Lungworms (Dictyocaufus spp.). Adults are located in the air passages of cattle, from the respiratory bronchioles to the trachea. The life cycle is direct. These worms go through four larval stages. Adults lay eggs in the air passage, where they are coughed up and swallowed. Eggs develop into the first larval stage and hatch while passing through the alimentary tract out in the feces. The larvae develop into the infective third stage in the environment outside the animal. After the third stage is ingested, it penetrates the lining of the small intestine, where it enters the lymphatic system and migrates to the lung area and develops into the fourth stage in lymph nodes. It then emerges as an adult and moves to the lungs. The life cycle can be completed in as little as 21 or 22 days.
Coccidia (Eimeria spp.). The 21-to-28-day life cycle of the coccidia protozoan begins when the mature (sporulated) oocyst is ingested by a grazing cow or from licking an infected surface, another animal or its own hide. The oocyst ruptures inside the small intestine, releasing sporozites. The cycle continues through several asexual development cycles inside the intestinal wall, where the organism infects the cells and reproduces and destroys the cells in the process, concluding when immature (nonsporulated) oocysts are excreted in feces. Outside, the oocysts sporulate in moist, oxygenated environments between 53°F and 90°F, and begin the cycle again.
Tapeworms (Moniezia spp.). Eggs passed in the feces are ingested by free-living mites that live in the soil and grass. After a period of 6 to 16 weeks, infective stages (cysticercoids) are present in the mites. Infection occurs by ingestion of the mites. The time from ingestion of larvae until eggs pass into the feces, the prepatent period, is approximately 5 weeks.
—D. Drake et al.
A majority of California's beef cattle not recently dewormed are parasitized. Anthelmintic treatments (deworming) lower the prevalence of internal parasites, compared to untreated cattle. At Quartz Valley Red Angus Ranch in Siskiyou County, John and Jennifer Menke tend their herd.
Majority of cattle are shedding
According to our research, a majority of California cattle are shedding parasite eggs/oocysts during the spring. These are principally major Strongylate nematodes, followed by coccidia. The minor Strongylate nematodes, thread-necked intestinal worms and lungworms, were found to a lesser degree. Anthelmintic products were effective in reducing the prevalence of egg shedding, but sufficient numbers of egg-shedding cattle remained or became reinfected, leading to the potential for contamination of the environment. Treatment of only diarrheic cattle for parasites could result in treatment of nonparasitized cattle, while large numbers of parasitized cattle without diarrhea would go untreated.

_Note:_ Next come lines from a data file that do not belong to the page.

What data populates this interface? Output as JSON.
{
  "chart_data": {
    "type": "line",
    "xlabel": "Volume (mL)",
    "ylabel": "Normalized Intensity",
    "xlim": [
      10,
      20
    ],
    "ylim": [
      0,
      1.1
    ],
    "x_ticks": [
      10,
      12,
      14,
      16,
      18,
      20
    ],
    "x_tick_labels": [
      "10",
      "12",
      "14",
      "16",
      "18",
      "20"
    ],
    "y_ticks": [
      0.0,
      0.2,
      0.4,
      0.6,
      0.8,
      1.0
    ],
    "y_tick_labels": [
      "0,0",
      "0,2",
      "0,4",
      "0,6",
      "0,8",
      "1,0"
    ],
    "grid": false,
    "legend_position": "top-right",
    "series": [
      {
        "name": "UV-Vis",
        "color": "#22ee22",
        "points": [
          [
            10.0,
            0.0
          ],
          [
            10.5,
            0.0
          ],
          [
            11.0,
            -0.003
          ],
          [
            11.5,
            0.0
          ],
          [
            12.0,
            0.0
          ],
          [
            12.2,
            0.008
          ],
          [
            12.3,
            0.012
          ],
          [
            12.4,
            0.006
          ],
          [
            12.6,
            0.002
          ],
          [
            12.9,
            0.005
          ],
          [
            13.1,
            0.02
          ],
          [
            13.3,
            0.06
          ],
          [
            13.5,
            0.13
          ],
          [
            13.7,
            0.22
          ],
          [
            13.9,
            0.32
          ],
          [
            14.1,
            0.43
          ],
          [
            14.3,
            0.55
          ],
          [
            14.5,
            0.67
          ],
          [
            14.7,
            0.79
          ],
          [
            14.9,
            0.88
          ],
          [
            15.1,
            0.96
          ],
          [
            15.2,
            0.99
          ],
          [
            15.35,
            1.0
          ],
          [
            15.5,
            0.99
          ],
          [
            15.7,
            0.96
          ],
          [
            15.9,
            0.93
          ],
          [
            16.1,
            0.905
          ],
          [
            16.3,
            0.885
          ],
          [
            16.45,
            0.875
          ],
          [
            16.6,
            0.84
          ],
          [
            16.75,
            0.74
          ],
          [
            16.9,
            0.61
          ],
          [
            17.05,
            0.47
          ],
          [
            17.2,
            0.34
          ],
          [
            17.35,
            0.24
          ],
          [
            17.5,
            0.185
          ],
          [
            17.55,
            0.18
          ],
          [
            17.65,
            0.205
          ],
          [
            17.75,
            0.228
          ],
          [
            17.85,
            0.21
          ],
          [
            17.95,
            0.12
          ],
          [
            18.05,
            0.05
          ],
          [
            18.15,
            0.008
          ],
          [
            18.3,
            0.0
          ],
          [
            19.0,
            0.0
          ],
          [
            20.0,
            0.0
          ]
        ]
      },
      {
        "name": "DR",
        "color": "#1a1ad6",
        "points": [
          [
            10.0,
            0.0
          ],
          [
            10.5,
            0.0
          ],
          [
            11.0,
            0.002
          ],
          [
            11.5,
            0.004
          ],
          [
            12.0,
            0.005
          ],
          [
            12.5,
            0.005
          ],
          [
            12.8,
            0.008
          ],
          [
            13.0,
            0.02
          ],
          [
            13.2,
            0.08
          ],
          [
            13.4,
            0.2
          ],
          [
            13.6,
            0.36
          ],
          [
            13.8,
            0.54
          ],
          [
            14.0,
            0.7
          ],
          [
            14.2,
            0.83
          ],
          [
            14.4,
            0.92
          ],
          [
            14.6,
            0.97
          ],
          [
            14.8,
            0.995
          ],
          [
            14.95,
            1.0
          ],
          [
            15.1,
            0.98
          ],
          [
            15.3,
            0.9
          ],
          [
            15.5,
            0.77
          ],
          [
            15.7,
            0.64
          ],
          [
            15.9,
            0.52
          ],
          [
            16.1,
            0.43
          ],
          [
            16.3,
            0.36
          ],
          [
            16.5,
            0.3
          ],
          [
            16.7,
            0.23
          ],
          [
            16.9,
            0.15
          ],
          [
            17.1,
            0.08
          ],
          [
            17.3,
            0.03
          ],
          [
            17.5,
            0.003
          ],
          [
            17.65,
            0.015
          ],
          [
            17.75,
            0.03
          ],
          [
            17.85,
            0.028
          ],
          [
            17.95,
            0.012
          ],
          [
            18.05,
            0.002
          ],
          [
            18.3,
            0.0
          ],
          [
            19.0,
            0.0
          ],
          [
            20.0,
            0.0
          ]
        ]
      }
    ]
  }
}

Cattle frequently have mixed parasite infections. Depending on the specific parasites, anthelmintic products may or may not be effective against multispecies parasitism. This data indicates that the current level of anthelmintic use reduces the prevalence of parasitism, but post-treatment prevalence levels are likely to result in environmental reinfestation and result in continuing problems. Additional work is needed to develop better control programs and a better understanding of the costs and benefits of control.